C'est dans ce contexte scolaire anti-pédagogique que Pierre faillit forger
une personnalité déviante. D'un côté ses géniteurs le guidaient, de l'autre
l'école l'égarait. A la maison on l'éduquait, en classe on l'abêtissait. Dans
son foyer sa difformité était un sujet clairement nommé et assumé, chez les prétendus
pédagogues de l'Instruction Nationale une source d'hystérie silencieuse.
Ses parents finirent par s'apercevoir de ce qui se passait dans cet établissement
aux allures d'asile psychiatrique.
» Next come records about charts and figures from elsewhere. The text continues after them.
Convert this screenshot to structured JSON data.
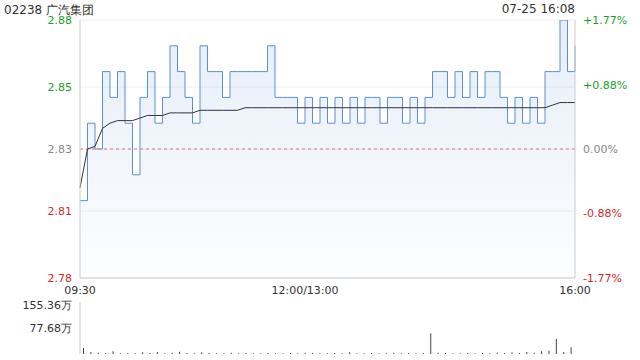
{
  "chart_data": [
    {
      "type": "line",
      "title": "02238 广汽集团",
      "subtitle": "07-25 16:08",
      "categories": [
        "09:30",
        null,
        null,
        null,
        null,
        null,
        null,
        null,
        null,
        null,
        null,
        null,
        null,
        null,
        null,
        null,
        null,
        null,
        null,
        null,
        null,
        null,
        null,
        null,
        null,
        null,
        null,
        null,
        null,
        null,
        "12:00/13:00",
        null,
        null,
        null,
        null,
        null,
        null,
        null,
        null,
        null,
        null,
        null,
        null,
        null,
        null,
        null,
        null,
        null,
        null,
        null,
        null,
        null,
        null,
        null,
        null,
        null,
        null,
        null,
        null,
        null,
        null,
        null,
        null,
        null,
        null,
        null,
        "16:00"
      ],
      "series": [
        {
          "type": "area",
          "color": "#5b8fd9",
          "line_style": "step",
          "values": [
            2.81,
            2.84,
            2.83,
            2.86,
            2.85,
            2.86,
            2.84,
            2.82,
            2.85,
            2.86,
            2.84,
            2.85,
            2.87,
            2.86,
            2.85,
            2.84,
            2.87,
            2.86,
            2.86,
            2.85,
            2.86,
            2.86,
            2.86,
            2.86,
            2.86,
            2.87,
            2.85,
            2.85,
            2.85,
            2.84,
            2.85,
            2.84,
            2.85,
            2.84,
            2.85,
            2.84,
            2.85,
            2.84,
            2.85,
            2.85,
            2.84,
            2.85,
            2.85,
            2.84,
            2.85,
            2.84,
            2.85,
            2.86,
            2.86,
            2.85,
            2.86,
            2.85,
            2.86,
            2.85,
            2.86,
            2.86,
            2.85,
            2.84,
            2.85,
            2.84,
            2.85,
            2.84,
            2.86,
            2.86,
            2.88,
            2.86,
            2.87
          ]
        },
        {
          "type": "line",
          "color": "#333333",
          "line_style": "solid",
          "values": [
            2.815,
            2.83,
            2.831,
            2.838,
            2.84,
            2.841,
            2.841,
            2.841,
            2.842,
            2.843,
            2.843,
            2.843,
            2.844,
            2.844,
            2.844,
            2.844,
            2.845,
            2.845,
            2.845,
            2.845,
            2.845,
            2.845,
            2.846,
            2.846,
            2.846,
            2.846,
            2.846,
            2.846,
            2.846,
            2.846,
            2.846,
            2.846,
            2.846,
            2.846,
            2.846,
            2.846,
            2.846,
            2.846,
            2.846,
            2.846,
            2.846,
            2.846,
            2.846,
            2.846,
            2.846,
            2.846,
            2.846,
            2.846,
            2.846,
            2.846,
            2.846,
            2.846,
            2.846,
            2.846,
            2.846,
            2.846,
            2.846,
            2.846,
            2.846,
            2.846,
            2.846,
            2.846,
            2.846,
            2.847,
            2.848,
            2.848,
            2.848
          ]
        }
      ],
      "prev_close": 2.83,
      "ylim": [
        2.78,
        2.88
      ],
      "yticks": [
        2.78,
        {
          "value": 2.806,
          "label": "2.81"
        },
        2.83,
        {
          "value": 2.854,
          "label": "2.85"
        },
        2.88
      ],
      "y2lim": [
        -1.77,
        1.77
      ],
      "y2ticks": [
        {
          "value": -1.77,
          "label": "-1.77%"
        },
        {
          "value": -0.88,
          "label": "-0.88%"
        },
        {
          "value": 0,
          "label": "0.00%"
        },
        {
          "value": 0.88,
          "label": "+0.88%"
        },
        {
          "value": 1.77,
          "label": "+1.77%"
        }
      ],
      "grid": true
    },
    {
      "type": "bar",
      "categories": [
        "09:30",
        null,
        null,
        null,
        null,
        null,
        null,
        null,
        null,
        null,
        null,
        null,
        null,
        null,
        null,
        null,
        null,
        null,
        null,
        null,
        null,
        null,
        null,
        null,
        null,
        null,
        null,
        null,
        null,
        null,
        "12:00/13:00",
        null,
        null,
        null,
        null,
        null,
        null,
        null,
        null,
        null,
        null,
        null,
        null,
        null,
        null,
        null,
        null,
        null,
        null,
        null,
        null,
        null,
        null,
        null,
        null,
        null,
        null,
        null,
        null,
        null,
        null,
        null,
        null,
        null,
        null,
        null,
        "16:00"
      ],
      "values": [
        18,
        6,
        4,
        3,
        8,
        2,
        3,
        2,
        5,
        3,
        6,
        2,
        4,
        7,
        3,
        2,
        5,
        3,
        2,
        2,
        4,
        2,
        3,
        2,
        2,
        3,
        2,
        2,
        3,
        2,
        4,
        3,
        2,
        2,
        3,
        2,
        5,
        2,
        2,
        3,
        2,
        2,
        4,
        2,
        3,
        2,
        3,
        62,
        4,
        3,
        2,
        2,
        3,
        2,
        3,
        2,
        4,
        3,
        5,
        3,
        6,
        4,
        8,
        10,
        45,
        6,
        20
      ],
      "color": "#444444",
      "ylim": [
        0,
        155.36
      ],
      "yticks": [
        0,
        {
          "value": 77.68,
          "label": "77.68万"
        },
        {
          "value": 155.36,
          "label": "155.36万"
        }
      ],
      "tick_labels": "y"
    }
  ]
}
Peut-être trop idéalistes au départ, ils se
rendirent compte à travers cette expérience malheureuse que les choses ne
seraient pas aussi faciles qu'ils l'avaient imaginé.
Il retirèrent leur fils de cette institution publique pour le placer en de
meilleures mains, crurent-ils : chez des religieux aux méthodes très strictes.
Les mois qui suivirent leur prouvèrent qu'ils avaient eu bien raison ! Là,
entouré d'un personnel enseignant plus ferme et davantage mature, Pierre
redevint l'angelot qu'il n'aurait pas dû cesser d'être.
Si ses nouveaux précepteurs ne redressèrent point sa bosse, au moins ils
remirent le petit infirme dans le droit chemin. Ainsi énergiquement pris en
charge, en peu de temps son esprit cessa de se tordre.
Le bambin arrivait bientôt sur ses cinq ans.
La partie mauvaise de sa
nature fut vite étouffée sous l'influence salubre de cette éducation de fer.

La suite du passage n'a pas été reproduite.